This is the ultimate savory and creamy mini chicken pot pie! It’s filled with tender chicken and a vegetable medley then baked with a puff pastry dough in a muffin tin.
Remove puff pastry from the freezer and allow to thaw for 30 minutes (or according to package directions). The dough should still be cold, yet easily soft enough to work with.
In a medium sauce pan, melt the butter on medium heat.
Add the onion, celery and garlic, and cook until softened, about 3-4 minutes.
Add the chicken and cook for 2 to 3 minutes, then add salt and pepper
Stir in the flour, the ingredients will start to clump up. Add the broth and milk, and mix it in.
Stir in the frozen carrots and peas. Cook to a boil until the broth thickens (about 5 minutes). Set aside to slightly cool.
Grease 9 of the muffin tin cups with some oil.
Cut the thawed puff pastry sheet into 9 squares. Flatten out with a rolling pin or your hands and shape it into each muffin cup, ensuring the dough covers the entire muffin cup.
Cut out each top crust with a round shaped cutter (I used a standard mason jar, about 2 ½ inches in diameter). (Or just cut it into 9 squares.)
Add the pie filling and broth to each muffin cup, filling them only ¾ of the way full.
Cover each pie with a pie top.
Make the egg wash, crack an egg into a small bowl, add the water and whisk it together.
Brush each pie top with the egg wash. Bake for 20 minutes or until the top puffs up and is golden.
Notes
*Nutritional facts provided are only an estimate, accuracy is not guaranteed.

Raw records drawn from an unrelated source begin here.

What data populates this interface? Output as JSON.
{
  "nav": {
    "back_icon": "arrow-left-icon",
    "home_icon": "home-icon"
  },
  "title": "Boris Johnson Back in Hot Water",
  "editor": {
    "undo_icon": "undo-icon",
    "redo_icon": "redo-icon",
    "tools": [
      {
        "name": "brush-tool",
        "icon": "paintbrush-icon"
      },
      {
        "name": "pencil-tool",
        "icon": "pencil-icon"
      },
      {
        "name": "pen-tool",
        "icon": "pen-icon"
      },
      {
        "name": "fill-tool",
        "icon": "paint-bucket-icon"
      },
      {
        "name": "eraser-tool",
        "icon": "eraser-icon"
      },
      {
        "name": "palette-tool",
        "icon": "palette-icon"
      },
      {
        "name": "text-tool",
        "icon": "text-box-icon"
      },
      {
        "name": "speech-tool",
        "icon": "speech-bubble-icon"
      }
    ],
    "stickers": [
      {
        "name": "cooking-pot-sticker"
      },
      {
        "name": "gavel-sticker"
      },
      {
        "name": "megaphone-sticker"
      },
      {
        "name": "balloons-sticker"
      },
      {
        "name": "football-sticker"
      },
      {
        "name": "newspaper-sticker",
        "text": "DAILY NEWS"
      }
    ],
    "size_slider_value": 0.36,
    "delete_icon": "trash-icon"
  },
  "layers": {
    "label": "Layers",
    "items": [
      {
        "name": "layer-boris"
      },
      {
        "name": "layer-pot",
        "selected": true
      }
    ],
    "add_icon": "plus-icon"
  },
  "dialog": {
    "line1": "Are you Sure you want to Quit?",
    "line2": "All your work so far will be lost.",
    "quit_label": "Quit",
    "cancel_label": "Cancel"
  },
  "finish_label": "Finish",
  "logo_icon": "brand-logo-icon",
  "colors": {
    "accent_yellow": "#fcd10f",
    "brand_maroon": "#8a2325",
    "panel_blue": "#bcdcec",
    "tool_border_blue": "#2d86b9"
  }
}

Instead of cutting the top of the pie crust in rounds, you can simply cut the second sheet of puff pastry into nine squares, then add to each pie.
Prevent the chicken and veggie filling from boiling over by only filling each pie ¾ full.
You can also use rotisserie chicken cut into smaller pieces, for convenience.
Thaw the puff pastry until it's pliable enough to work with and still cold. Work quickly with the dough, if it gets too soft, put it back in the fridge for 20-3o minutes or until it firms up.